A medical device based on technology developed by three faculty members from Case Western Reserve University and University Hospitals Cleveland Medical Center (UH) has won a prestigious 2020 Edison Best New Product Award.    

EsoCheck, a device designed to help detect precancerous changes in the esophagus, was named a “Silver” winner of the 2020 Edison Best New Product Awards in the “Medical/Dental – Testing Solutions” subcategory.

Esophageal adenocarcinomas have increased more than five-fold in recent years and are a highly lethal cancer, with less than 20% five-year survival. These cancers arise from a precursor lesion of Barrett’s esophagus (BE), which is an abnormal cell type that arises in the lower esophagus.

EsoCheck is a swallowable balloon-based device that, in a simple five-minute outpatient exam, can collect cells from the lower region of the esophagus to help determine if Barrett’s disease is present. Unlike endoscopy, the current method for examining the esophagus, EsoCheck does not require a patient to undergo sedation, lose a day of work or need a companion for transportation.

The EsoCheck device works together with EsoGuard, a companion molecular assay that tests the DNA from the cells retrieved by EsoCheck for the presence of genetic changes indicative of the presence or absence of Barrett’s disease

Lucid Diagnostics, a subsidiary of New York-based PAVmed Inc., licensed the EsoCheck and EsoGuard technology through the Case Western Reserve University Technology Transfer Office in 2018.

The EsoCheck device and EsoGuard DNA test were co-invented by Amitabh Chak, a professor of medicine at the Case Western Reserve School of Medicine and gastroenterologist at the University Hospitals Digestive Health Institute; Sanford Markowitz, the Ingalls Professor of Cancer Genetics and Medicine at the School of Medicine and an oncologist at University Hospitals Seidman Cancer Center; and Joseph Willis, a professor of pathology at the School of Medicine and pathology vice-chair for translational research at UH.
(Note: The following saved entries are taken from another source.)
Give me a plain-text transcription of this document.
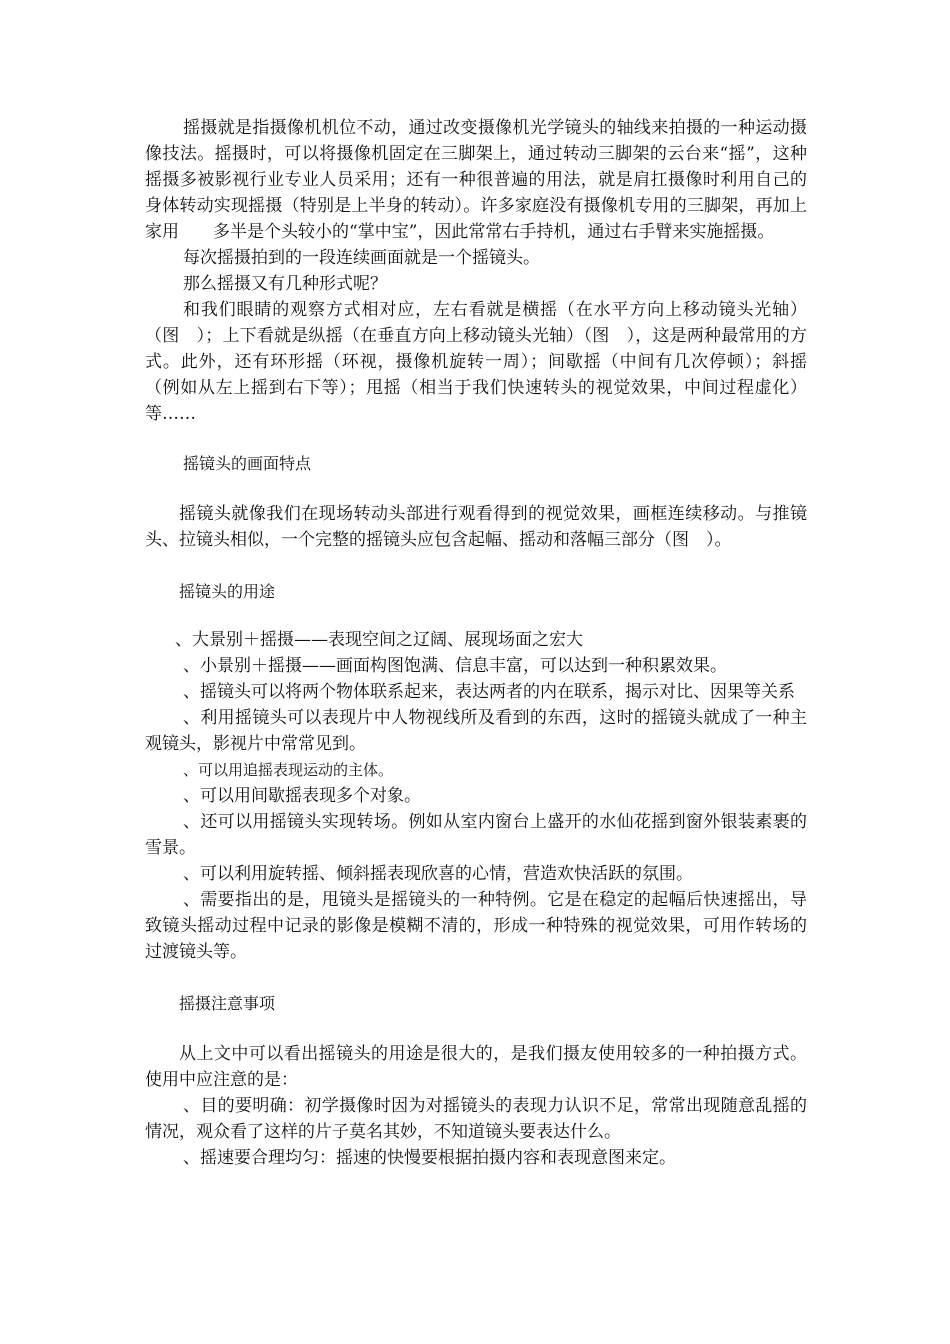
摇摄就是指摄像机机位不动，通过改变摄像机光学镜头的轴线来拍摄的一种运动摄像技法。摇摄时，可以将摄像机固定在三脚架上，通过转动三脚架的云台来“摇”，这种摇摄多被影视行业专业人员采用；还有一种很普遍的用法，就是肩扛摄像时利用自己的身体转动实现摇摄（特别是上半身的转动）。许多家庭没有摄像机专用的三脚架，再加上家用　　多半是个头较小的“掌中宝”，因此常常右手持机，通过右手臂来实施摇摄。

每次摇摄拍到的一段连续画面就是一个摇镜头。

那么摇摄又有几种形式呢？

和我们眼睛的观察方式相对应，左右看就是横摇（在水平方向上移动镜头光轴）（图　）；上下看就是纵摇（在垂直方向上移动镜头光轴）（图　），这是两种最常用的方式。此外，还有环形摇（环视，摄像机旋转一周）；间歇摇（中间有几次停顿）；斜摇（例如从左上摇到右下等）；甩摇（相当于我们快速转头的视觉效果，中间过程虚化）等……

摇镜头的画面特点

摇镜头就像我们在现场转动头部进行观看得到的视觉效果，画框连续移动。与推镜头、拉镜头相似，一个完整的摇镜头应包含起幅、摇动和落幅三部分（图　）。

摇镜头的用途

、大景别＋摇摄——表现空间之辽阔、展现场面之宏大

、小景别＋摇摄——画面构图饱满、信息丰富，可以达到一种积累效果。

、摇镜头可以将两个物体联系起来，表达两者的内在联系，揭示对比、因果等关系

、利用摇镜头可以表现片中人物视线所及看到的东西，这时的摇镜头就成了一种主观镜头，影视片中常常见到。

、可以用追摇表现运动的主体。

、可以用间歇摇表现多个对象。

、还可以用摇镜头实现转场。例如从室内窗台上盛开的水仙花摇到窗外银装素裹的雪景。

、可以利用旋转摇、倾斜摇表现欣喜的心情，营造欢快活跃的氛围。

、需要指出的是，甩镜头是摇镜头的一种特例。它是在稳定的起幅后快速摇出，导致镜头摇动过程中记录的影像是模糊不清的，形成一种特殊的视觉效果，可用作转场的过渡镜头等。

摇摄注意事项

从上文中可以看出摇镜头的用途是很大的，是我们摄友使用较多的一种拍摄方式。使用中应注意的是：

、目的要明确：初学摄像时因为对摇镜头的表现力认识不足，常常出现随意乱摇的情况，观众看了这样的片子莫名其妙，不知道镜头要表达什么。

、摇速要合理均匀：摇速的快慢要根据拍摄内容和表现意图来定。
The technology was developed as part of the Case Comprehensive Cancer Center’s GI SPORE (Gastrointestinal Specialized Program of Research Excellence) and BETRNet (Barrett’s Esophagus Translational Research Network) programs led by Markowitz and Chak, and was first tested in humans in a clinical trial led by Chak at University Hospitals.

Further support for the clinical assay development was derived from a National Cancer Institute award led by Willis. The development was also supported by the Case-Coulter partnership and the State of Ohio Third Frontier Technology Validation Start-up Fund.

Last fall, the new EsoCheck method for examining the esophagus received clearance from the U.S. Food and Drug Administration for clinical use, and, this February, the companion EsoGuard DNA test for Barrett’s detection received breakthrough designation from the FDA.

Since 1987, the Edison Awards, named after Thomas Alva Edison, have recognized some of the most innovative products and business leaders in the world. They’re among the most prestigious accolades, honoring excellence in new product and service development, marketing, design and innovation.